Exercises: Thymeleaf Views

In the chapter, we started working on an application for tracking various coding events around town.

Open up your codingevents project in IntelliJ.

Getting Started

From your own add-bootstrap branch, create and checkout a new branch called my-views-exercises-solution.

Note

If you need to make sure your code matches ours to start, look at the add-bootstrap branch on CodingEventsJava.

Now, let’s add descriptions to our events!

Expanding our Events Schedule

  1. In the videos, we learned how to use templates to display the elements in a static list called events. Let’s make our events list a HashMap! This enables us to add descriptions to our events.

  2. Fill your events HashMap with the names and descriptions of 3 coding events around town.

     events.put("Menteaship","A fun meetup for connecting with mentors");
     events.put("Code With Pride","A fun meetup sponsored by LaunchCode");
     events.put("Javascripty", "An imaginary meetup for Javascript developers");
  3. Using th:block and th:each, put together the events and their descriptions in a table as opposed to an unordered list.

  4. Use fragments to store the address of the new tech hub where all of the programmers are hanging out.

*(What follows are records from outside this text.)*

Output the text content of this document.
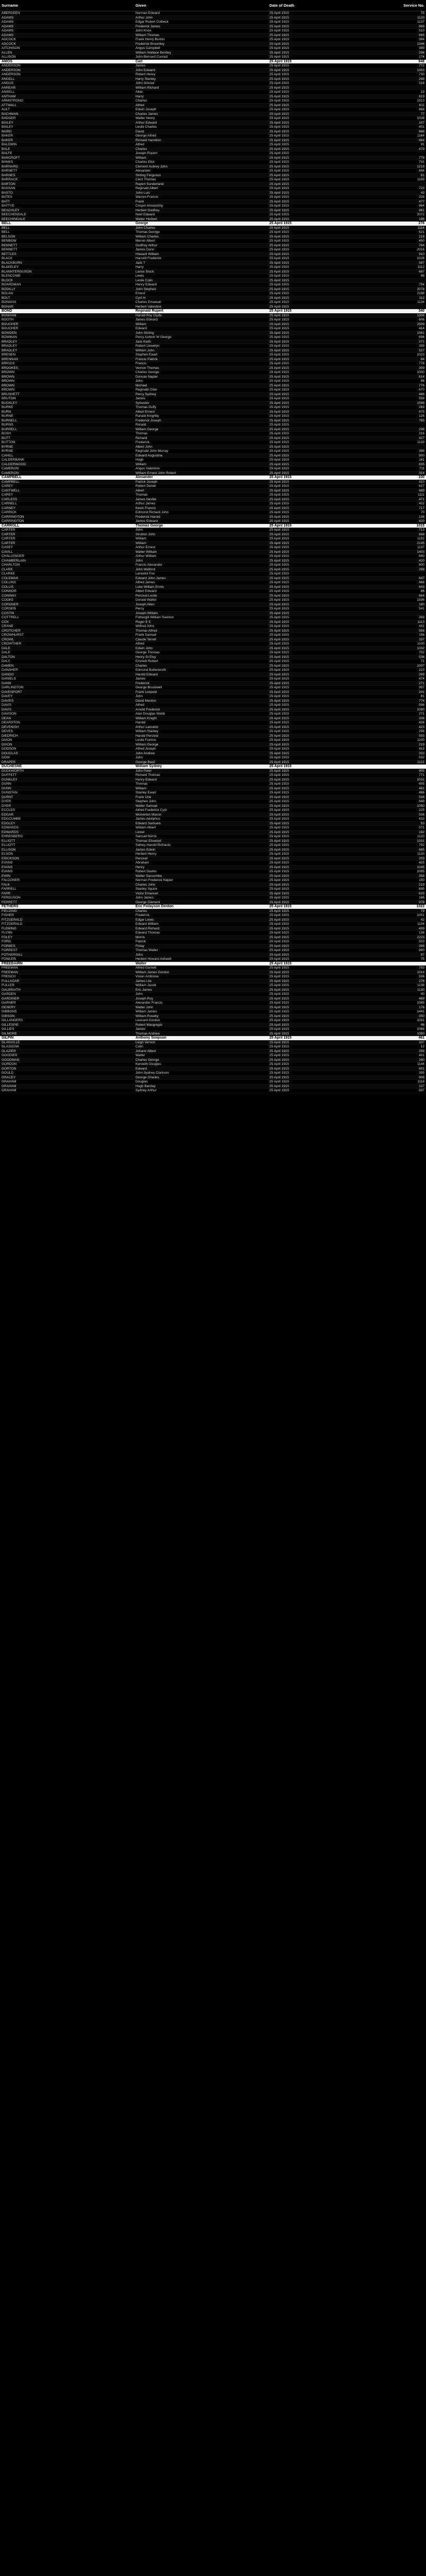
Surname	Given	Date of Death	Service No.
ABERDEEN	Norman Edward	25 April 1915	75
ADAMS	Arthur John	25 April 1915	1120
ADAMS	Edgar Robert Colbeck	25 April 1915	1137
ADAMS	Frederick James	25 April 1915	866
ADAMS	John Knox	25 April 1915	510
ADAMS	William Thomas	25 April 1915	666
ADCOCK	Frank Henry Burton	25 April 1915	394
ADCOCK	Frederick Broomley	25 April 1915	1344
AITCHISON	Angus Campbell	25 April 1915	399
ALLEN	William Wallace Bentley	25 April 1915	296
ALLISON	John Bernard Conrad	25 April 1915	174
AMOS	Carl	25 April 1915	648
ANDERSON	James	25 April 1915	772
ANDERSON	John Edward	25 April 1915	1303
ANDERSON	Robert Henry	25 April 1915	730
ANGELL	Harry Stanley	25 April 1915	288
ANGUS	John Sinclair	25 April 1915	516
ANNEAR	William Richard	25 April 1915	
ANSELL	Allan	25 April 1915	19
ANTHAM	Harry	25 April 1915	819
ARMSTRONG	Charles	25 April 1915	1513
ATTWALL	Alfred	25 April 1915	611
AULT	Edwin Joseph	25 April 1915	868
BACHMAN	Charles James	25 April 1915	77
BADGER	Walter Henry	25 April 1915	1026
BAILEY	Arthur Edward	25 April 1915	107
BAILEY	Leslie Charles	25 April 1915	401
BAIRD	David	25 April 1915	666
BAKER	George Alfred	25 April 1915	1164
BAKER	Richard Hamilton	25 April 1915	864
BALDWIN	Alfred	25 April 1915	91
BALE	Charles	25 April 1915	479
BALFE	Joseph Rupert	25 April 1915	
BANCROFT	William	25 April 1915	778
BANKS	Charles Eliot	25 April 1915	741
BARNARD	Clement Aubrey John	25 April 1915	1218
BARNETT	Alexander	25 April 1915	694
BARNES	Stirling Ferguson	25 April 1915	81
BARRACK	Cecil Thomas	25 April 1915	1109
BARTON	Rupert Sunderland	25 April 1915	
BASSAN	Reginald Albert	25 April 1915	723
BASTO	John Luis	25 April 1915	43
BATES	Warren Francis	25 April 1915	228
BATT	Frank	25 April 1915	477
BATTYE	Crispin Ainsworthy	25 April 1915	964
BEACHLEY	Herbert Godfrey	25 April 1915	861
BEECHENSALE	Noel Edward	25 April 1915	2072
BEECHINGALE	Walter Herbert	25 April 1915	196
BELL	George	25 April 1915	276
BELL	John Charles	25 April 1915	1116
BELL	Thomas George	25 April 1915	621
BELSON	William Charles	25 April 1915	218
BENBOW	Mervin Albert	25 April 1915	450
BENNETT	Godfrey Arthur	25 April 1915	764
BENNETT	James Dunn	25 April 1915	2016
BETTLES	Howard William	25 April 1915	910
BLACK	Harrold Frederick	25 April 1915	1026
BLACKBURN	Jack T	25 April 1915	597
BLAKELEY	Harry	25 April 1915	1112
BLANNTERGUSON	Lance Stock	25 April 1915	687
BLENCOWE	Lewis	25 April 1915	98
BLOCK	Leslie Colin	25 April 1915	
BOARDMAN	Henry Edward	25 April 1915	754
BODILLY	John Stephen	25 April 1915	2078
BOLAN	Ernest	25 April 1915	2198
BOLT	Cyril H	25 April 1915	112
BONAVIA	Charles Emanuel	25 April 1915	1134
BONAR	Herbert Valentine	25 April 1915	
BOND	Reginald Rupert	25 April 1915	340
BONHAM	Harold Roy Clyde	25 April 1915	1306
BOOTH	James Edward	25 April 1915	606
BOUCHER	William	25 April 1915	2509
BOUCHER	Edward	25 April 1915	414
BOWDEN	John Stirling	25 April 1915	1061
BOWMAN	Percy Ashton W George	25 April 1915	696
BRADLEY	Jack Keith	25 April 1915	271
BRADLEY	Robert Llewelyn	25 April 1915	339
BRADLEY	William John	25 April 1915	527
BRENEN	Stephen Ewart	25 April 1915	1023
BRENNAN	Francis Patrick	25 April 1915	84
BRIGGS	Francis	25 April 1915	778
BROOKES	Vernon Thomas	25 April 1915	309
BROWN	Charles George	25 April 1915	1000
BROWN	Duncan Napier	25 April 1915	614
BROWN	John	25 April 1915	86
BROWN	Michael	25 April 1915	776
BROWN	Reginald Clive	25 April 1915	670
BRUSHETT	Percy Sydney	25 April 1915	466
BRUTON	James	25 April 1915	558
BUCKLEY	Sylvester	25 April 1915	1598
BURKE	Thomas Duffy	25 April 1915	269
BURN	Albert Ernest	25 April 1915	475
BURNE	Ranald Knightly	25 April 1915	126
BURNELL	Frederick Joseph	25 April 1915	765
BURNS	Ronald	25 April 1915	
BURRELL	William George	25 April 1915	236
BUSH	Thomas	25 April 1915	216
BUTT	Richard	25 April 1915	427
BUTTON	Frederick	25 April 1915	1129
BYRNE	Albert John	25 April 1915	
BYRNE	Reginald John Murray	25 April 1915	398
CAHILL	Edward Augustine	25 April 1915	900
CALDERBANK	Hugh	25 April 1915	161
CALDERWOOD	William	25 April 1915	835
CAMERON	Angus Valentine	25 April 1915	711
CAMERON	William Ernest John Robert	25 April 1915	314
CAMPBELL	Alexander	25 April 1915	100
CAMPBELL	Patrick Joseph	25 April 1915	410
CAREY	Robert Daniel	25 April 1915	627
CANTWELL	Albert	25 April 1915	689
CAREY	Thomas	25 April 1915	1111
CARLESS	James Neville	25 April 1915	471
CARNELL	Arthur James	25 April 1915	402
CARNEY	Kevin Francis	25 April 1915	717
CARRICK	Edmond Richard John	25 April 1915	70
CARRINGTON	Frederick Harold	25 April 1915	136
CARRINGTON	James Edward	25 April 1915	420
CARROLL	Thomas George	25 April 1915	1015
CARTER	John	25 April 1915	713
CARTER	Strutton John	25 April 1915	668
CARTER	William	25 April 1915	1152
CARTER	William	25 April 1915	2145
CASEY	Arthur Ernest	25 April 1915	1137
CAVILL	Walter William	25 April 1915	1403
CHALLENGER	Arthur William	25 April 1915	690
CHAMBERLAIN	John	25 April 1915	420
CHARLTON	Francis Alexander	25 April 1915	800
CLARK	John Walford	25 April 1915	298
CLARKE	Lancelot Fox	25 April 1915	
COLEMAN	Edward John James	25 April 1915	647
COLLINS	Alfred James	25 April 1915	866
COLLIS	Luke William Ennis	25 April 1915	643
CONNOR	Albert Edward	25 April 1915	86
CONWAY	Percival Leslie	25 April 1915	664
COOKE	Donald Walter	25 April 1915	1336
CORDNER	Joseph Allen	25 April 1915	180
CORSER	Percy	25 April 1915	541
COSTIN	Joseph William	25 April 1915	
COTTRELL	Fothergill William Swinton	25 April 1915	268
COX	Roger E E	25 April 1915	1113
CRANE	Wilfred John	25 April 1915	431
CROTCHER	Thomas Alfred	25 April 1915	556
CROWHURST	Frank Samuel	25 April 1915	156
CROWL	Claude Terrell	25 April 1915	337
CROWTHER	Alfred	25 April 1915	1100
DALE	Edwin John	25 April 1915	1332
DALE	George Thomas	25 April 1915	702
DALTON	Henry St Eloy	25 April 1915	536
DALY	Emmett Robert	25 April 1915	71
DAMEN	Charles	25 April 1915	1007
DANAHER	Edmond Butterworth	25 April 1915	223
DANDO	Harold Edward	25 April 1915	299
DANIELS	James	25 April 1915	474
DANN	Frederick	25 April 1915	271
DARLINGTON	George Brockwell	25 April 1915	957
DAVENPORT	Frank Leopold	25 April 1915	241
DAVEY	John	25 April 1915	81
DAVIES	David Manton	25 April 1915	774
DAVIS	Alfred	25 April 1915	596
DAVIS	Arnold Frederick	25 April 1915	1090
DAVISON	Alan Douglas Webb	25 April 1915	271
DEAN	William Knight	25 April 1915	326
DEARSTON	Harold	25 April 1915	426
DEVENISH	Arthur Lancelot	25 April 1915	423
DEVES	William Stanley	25 April 1915	256
DIEDRICH	Harold Percival	25 April 1915	555
DIXON	Leslie Francis	25 April 1915	1100
DIXON	William George	25 April 1915	219
DODSON	Alfred Joseph	25 April 1915	412
DOUGLAS	John Andrew	25 April 1915	333
DOW	John	25 April 1915	532
DRAPER	George Basil	25 April 1915	1121
DUCHESNE	William Sydney	25 April 1915	
DUCKWORTH	John Peter	25 April 1915	905
DUFFETT	Richard Thomas	25 April 1915	771
DUNKLEY	Henry Edward	25 April 1915	1031
DUNN	Thomas	25 April 1915	605
DUNN	William	25 April 1915	481
DUNSTAN	Stanley Ewart	25 April 1915	486
DURNT	Frank Urie	25 April 1915	538
DYER	Stephen John	25 April 1915	649
DYER	Walter Samuel	25 April 1915	1050
ECCLES	Alfred Frederick Cyril	25 April 1915	225
EDGAR	Wolverton Macon	25 April 1915	536
EDGCUMBE	James Adolphus	25 April 1915	433
EDGLEY	Edward Samuels	25 April 1915	53
EDWARDS	William Albert	25 April 1915	571
EDWARDS	Lionel	25 April 1915	182
EHRENBERG	Samuel Norris	25 April 1915	1120
ELLIOTT	Thomas Elswood	25 April 1915	1331
ELLIOTT	Sidney Harold Richards	25 April 1915	792
ELLISON	James Edwin	25 April 1915	665
ELSON	Herbert Henry	25 April 1915	1120
ERICKSON	Percival	25 April 1915	203
EVANS	Abraham	25 April 1915	425
EVANS	Henry	25 April 1915	1045
EVANS	Robert Davies	25 April 1915	1035
EWIN	Walter Saccombe	25 April 1915	358
FALCONER	Norman Frederick Napier	25 April 1915	150
FALK	Charles John	25 April 1915	219
FARRELL	Stanley Squire	25 April 1915	695
FARR	Victor Emanuel	25 April 1915	629
FERGUSON	John James	25 April 1915	186
FERRETT	George Clement	25 April 1915	978
FETHERS	Eric Finlayson Denton	25 April 1915	1023
FIELDING	Charles	25 April 1915	79
FISHER	Frederick	25 April 1915	1001
FITZGERALD	Edgar Lewis	25 April 1915	42
FITZGERALD	Edward William	25 April 1915	1104
FLEMING	Edward Richard	25 April 1915	439
FLYNN	Edward Thomas	25 April 1915	138
FOLEY	Morris	25 April 1915	2223
FORD	Patrick	25 April 1915	503
FORBES	Finlay	25 April 1915	398
FORREST	Thomas Walter	25 April 1915	890
FOTHERGILL	John	25 April 1915	97
FOWLER	Herbert Howard Ashwell	25 April 1915	75
FREEBAIRN	Walter	25 April 1915	
FREEMAN	Alfred Garnett	25 April 1915	783
FREEMAN	William James Gordon	25 April 1915	1014
FRENCH	Vivian Ambrose	25 April 1915	536
FULLAGAR	James Lile	25 April 1915	276
FULLER	William Jacob	25 April 1915	1138
GALBRAITH	Eric James	25 April 1915	1130
GARDEN	John	25 April 1915	40
GARDINER	Joseph Roy	25 April 1915	489
GARNER	Alexander Francis	25 April 1915	1085
GENERY	Walter John	25 April 1915	176
GIBBONS	William James	25 April 1915	1441
GIBSON	William Roseby	25 April 1915	350
GILLANDERS	Leonard Gordon	25 April 1915	1031
GILLESPIE	Robert Macgregor	25 April 1915	46
GILLIES	James	25 April 1915	1084
GILMORE	Thomas Andrew	25 April 1915	1050
GILPIN	Anthony Simpson	25 April 1915	461
GLANVILLE	Leigh Vernon	25 April 1915	337
GLASGOW	Colin	25 April 1915	12
GLAZIER	Johann Albert	25 April 1915	258
GOODIER	Walter	25 April 1915	491
GOODMAN	Charles George	25 April 1915	280
GORDON	Kenneth Douglas	25 April 1915	1144
GORTON	Edward	25 April 1915	601
GOULD	John Sydney Clarkson	25 April 1915	305
GRACEY	George Charles	25 April 1915	906
GRAHAM	Douglas	25 April 1915	1118
GRAHAM	Hugh Barclay	25 April 1915	107
GRAHAM	Sydney Arthur	25 April 1915	937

Use th:replace in your main template to bring in the address as a third column in your table. You may need to create a new fragments.html.

     <td th:fragment="address">1234 5th Street</td>
  5. Add some CSS to style your table to make it easier to read and center it on the page. You may need to create a new styles.css as well. Make sure to connect styles.css to the appropriate template with th:href.

Bonus Missions

  1. Update your processCreateEventForm method so that you are able to create a new event using the new HashMap.

    • You will also need to update your events/create template so that a user can enter a description.
  2. Try to add one more column to the table with pictures for each coding event. You need to use th:href to pull in pictures in the appropriate template.